Kaila tak mampu menjawab. Hanya kata maaf yang berulang kali keluar dari mulutnya. Kaila tidak mungkin menceritakan bahwa ia telah menemukan pria lain yang lebih direstui oleh orang tuanya. Kaila sangat mencintai Cahyo, namun enam bulan terakhir, Kaila merasa nyaman dan dilindungi oleh seseorang yang akhirnya berani langsung melamar di depan orang tuanya.
Bahu Kaila bergerak naik-turun seiring dengan isak tangis yang nyaris tak terdengar. Kaila merasa bersalah, namun juga sedikit menyalahkan Cahyo yang selalu mengulur waktu dan menunda pertemuannya dengan kedua orang tua Kaila. Cahyo sengaja mengulur waktu karena merasa belum siap dengan kondisi ekonominya yang belum mapan.
*****
“Assalamualaikum, Bunda ...” seorang pria berkemeja biru dongker mendekat sambil melipat payung oranye yang dibawanya.
“Wa’alaikumsalam, Ayah.” jawab Kaila sambil meraih tangan kanan pria itu dan mencium punggung tangannya dengan lembut.
“Kita pulang sekarang?” tanya pria itu.
“Tapi putra ibu itu belum datang. Bunda kasian kalau meninggalkan ibu itu seorang dir,” kata Kaila ragu.
Sejujurnya, Kaila ingin sekali segera pulang. Kaila tidak ingin bertemu dengan putra ibu tadi. Kaila tidak ingin terjadi salah paham dengan suaminya.
“Mbak ...” terdengar suara ibu memanggil Kaila.
“Pulanglah. Ibu tidak apa-apa. Paling sebentar lagi anak ibu sampai.”
“Ibu tidak apa-apa?” tanya Kaila memastikan.
“Ada banyak perawat di sini. Nanti ibu bisa minta tolong mereka,” jawab ibu yang tidak mau merepotkan Kaila.
Jantung Kaila berdebar. Rasa bersalah itu kembali teringat. Pantas saja Kaila merasa tidak asing dengan wajah ibu itu. Ternyata, Kaila pernah menorehkan luka di hati ibu itu di masa lalu.
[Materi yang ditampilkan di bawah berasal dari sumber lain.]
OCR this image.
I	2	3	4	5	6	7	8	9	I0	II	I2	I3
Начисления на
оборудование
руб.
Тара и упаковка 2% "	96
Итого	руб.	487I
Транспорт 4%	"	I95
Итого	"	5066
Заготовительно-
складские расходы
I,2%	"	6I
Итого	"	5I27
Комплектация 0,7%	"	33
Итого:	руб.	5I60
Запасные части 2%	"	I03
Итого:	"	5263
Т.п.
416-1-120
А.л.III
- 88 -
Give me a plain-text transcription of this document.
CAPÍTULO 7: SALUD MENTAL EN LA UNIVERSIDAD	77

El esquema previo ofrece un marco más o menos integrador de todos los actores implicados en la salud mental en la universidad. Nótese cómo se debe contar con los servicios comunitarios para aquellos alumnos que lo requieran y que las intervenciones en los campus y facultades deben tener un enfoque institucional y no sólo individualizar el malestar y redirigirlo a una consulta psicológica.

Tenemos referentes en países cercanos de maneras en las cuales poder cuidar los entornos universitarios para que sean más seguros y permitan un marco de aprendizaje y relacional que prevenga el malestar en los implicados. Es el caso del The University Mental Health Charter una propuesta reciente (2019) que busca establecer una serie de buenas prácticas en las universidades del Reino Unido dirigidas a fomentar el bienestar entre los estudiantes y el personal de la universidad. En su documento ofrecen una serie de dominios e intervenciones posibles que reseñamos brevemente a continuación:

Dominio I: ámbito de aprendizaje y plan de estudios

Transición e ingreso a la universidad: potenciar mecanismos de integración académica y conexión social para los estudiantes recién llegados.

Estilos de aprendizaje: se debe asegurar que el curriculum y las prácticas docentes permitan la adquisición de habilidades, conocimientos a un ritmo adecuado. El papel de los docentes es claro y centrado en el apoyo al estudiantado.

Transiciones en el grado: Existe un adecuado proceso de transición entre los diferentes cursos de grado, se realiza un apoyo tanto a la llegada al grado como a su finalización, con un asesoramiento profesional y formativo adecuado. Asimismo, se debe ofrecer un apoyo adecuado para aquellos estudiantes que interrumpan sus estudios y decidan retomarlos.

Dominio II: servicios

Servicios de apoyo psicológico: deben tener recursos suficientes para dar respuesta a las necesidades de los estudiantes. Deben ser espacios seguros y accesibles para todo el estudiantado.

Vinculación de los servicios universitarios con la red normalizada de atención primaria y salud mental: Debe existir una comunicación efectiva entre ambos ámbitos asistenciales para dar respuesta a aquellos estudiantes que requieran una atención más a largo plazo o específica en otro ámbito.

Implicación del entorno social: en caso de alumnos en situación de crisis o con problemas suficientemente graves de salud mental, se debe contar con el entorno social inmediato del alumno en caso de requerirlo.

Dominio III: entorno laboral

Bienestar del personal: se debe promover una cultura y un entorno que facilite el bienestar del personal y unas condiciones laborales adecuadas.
“Maafkan Kaila, Bu!” bisik Kaila dalam hati.
Kijang newborn berwarna putih melaju dengan kecepatan sedang menembus lebatnya hujan. Kedua penumpang di dalamnya terdiam dengan aktivitas masing-masing.
Kaila memejamkan matanya dan menghela nafas perlahan. Hujan dadakan sore ini mengingatkan Kaila pada masa lalu yang sangat ingin Kaila lupakan. Rasa bersalah dan kebimbangan yang pernah mendera di masa lalu membuat Kaila tak ingin menemui mereka kembali. Kaila menoleh ke arah suaminya yang sedang fokus menyetir. Kaila meraih tangan kiri lelaki itu dan menggenggamnya, seolah meminta penguatan dalam hatinya. Kaila tersenyum dan menyandarkan kepalanya di bahu lelaki yang telah membuatnya nyaman selama ini. Ya, saat itu Kaila memantapkan hati menerima lamaran lelaki yang sekarang menjadi suaminya. Kaila butuh kepastian, Kaila butuh Laki-laki yang tegas dan mau berjuang bersama dari nol untuk berumah tangga.[]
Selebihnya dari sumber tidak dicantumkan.